Getting up and running with Gitlab's Continuous Integration can take less than 10 minutes (depending on what you want to do, YMMV) I'm going to show you how:
To begin with - I just want to setup a simple task that will run eslint
on our code. Luckily for us, we're already half way there.
Starting from version 8.0, GitLab Continuous Integration (CI) is fully integrated into GitLab itself and is enabled by default on all projects.
If you head on over to a project within Gitlab and click on Settings and CD / CD (https://gitlab.com/{username}/{project}/settings/ci_cd) you will see a drop down for Runners. You should see two columns. Specific Runner and Shared Runners. Awesome! (You don't have to do anything).
Runners
You should have some shared runners available. Shared runners are free to use for public open source projects and limited to 2000 CI minutes per month per group for private projects.
Runners are virtual machines that run jobs specified in a .gitlab-ci.yml
. This file will tell the runner what jobs to do.

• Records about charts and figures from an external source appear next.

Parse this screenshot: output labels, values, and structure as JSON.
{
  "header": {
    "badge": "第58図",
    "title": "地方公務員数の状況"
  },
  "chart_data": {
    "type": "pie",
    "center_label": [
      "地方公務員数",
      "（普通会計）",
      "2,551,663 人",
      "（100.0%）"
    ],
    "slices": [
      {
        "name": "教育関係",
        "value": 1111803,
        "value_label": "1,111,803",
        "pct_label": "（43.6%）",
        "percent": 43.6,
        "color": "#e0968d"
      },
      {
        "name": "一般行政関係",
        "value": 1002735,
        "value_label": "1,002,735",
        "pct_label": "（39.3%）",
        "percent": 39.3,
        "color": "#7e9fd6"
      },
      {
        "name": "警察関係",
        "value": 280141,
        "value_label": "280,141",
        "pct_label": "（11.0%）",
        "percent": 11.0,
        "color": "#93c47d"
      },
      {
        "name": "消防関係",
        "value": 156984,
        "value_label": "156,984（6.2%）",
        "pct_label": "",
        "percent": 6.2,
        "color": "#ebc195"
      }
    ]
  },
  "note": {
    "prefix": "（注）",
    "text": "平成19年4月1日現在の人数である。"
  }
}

# At the root of your repository, add the .gitlab-ci.yml file.
$ touch .gitlab-ci.yml
Runners use docker to pull an image
and run our application in a container, so we need to tell it what image to pull, what things to install and what scripts to run.
Since I'm using node, we want to pull that image from Docker
# We're pulling and installing node into our virtual container, neat!
image: node
Now we want to add a stage
. Stages tell the runner what functions to run and when. For example you might have build
, test
and deploy
stages. Stages can have multiple Jobs.
image: node
stage:
# I just want to lint, so I will create a "lint" stage
- lint
# Lets name our Job eslint, because that's what it's doing.
eslint:
# tell eslint what stage it is. (This could also be build or test for example)
stage: lint
# What scripts do we want to run?
script:
# install eslint
- npm i eslint
# Run eslint
- node_modules/eslint/bin/eslint.js .
Commit the .gitlab-ci.yml
and push it to gitlab!
Head on over to https://gitlab.com/{username}/{project}/-/jobs
to see your job in action.
Assuming you have some eslint errors, your job will fail - Woohoo!
But I have plugins, and presets!
You can simply install these along side the npm i eslint
statement.
If you have multiple, you can use a backslash \
to move it onto a new line for a multiline command
image: node
stages:
- lint
eslint:
stage: lint
script:
# Install eslint
- |
npm install eslint \
eslint-config-airbnb \
eslint-config-prettier \
eslint-plugin-flowtype \ # Any ideas on what I might want to do next?
eslint-plugin-import \
eslint-plugin-jsx-a11y \
eslint-plugin-prettier \
eslint-plugin-react
# Run eslint
- node_modules/eslint/bin/eslint.js .
Now go and get rid of all your eslint errors and you're on your way to a passing pipeline!
Top comments (6)
I get that this code would run eslint everytime you push to the gitlab repo.
Do you have any idea about how to run eslint on only the files that have changed in a particular merge request?
I’d avoid that approach because if the modified file is imported elsewhere and introduces issues in those other files, the problems could go unnoticed.
Are Shared runners only for testing purpose or , can we deploy some react site to it
You can use a shared runner to build and deploy a site. Note that you don't deploy a site to a runner. The runner is a temporary container dedicated to your pipeline, so you use it as an environment to run your build/deploy commands.
How'd you go about running Eslint with autofix in the CI? :)
I'm not sure how this would work Tom, you would be auto-fixing in the CI runner which I think is just ephemeral. I guess you would need to figure how to run auto fix which would write to disk and commit them to git, which would technically run another CI build. Would be interesting to see it!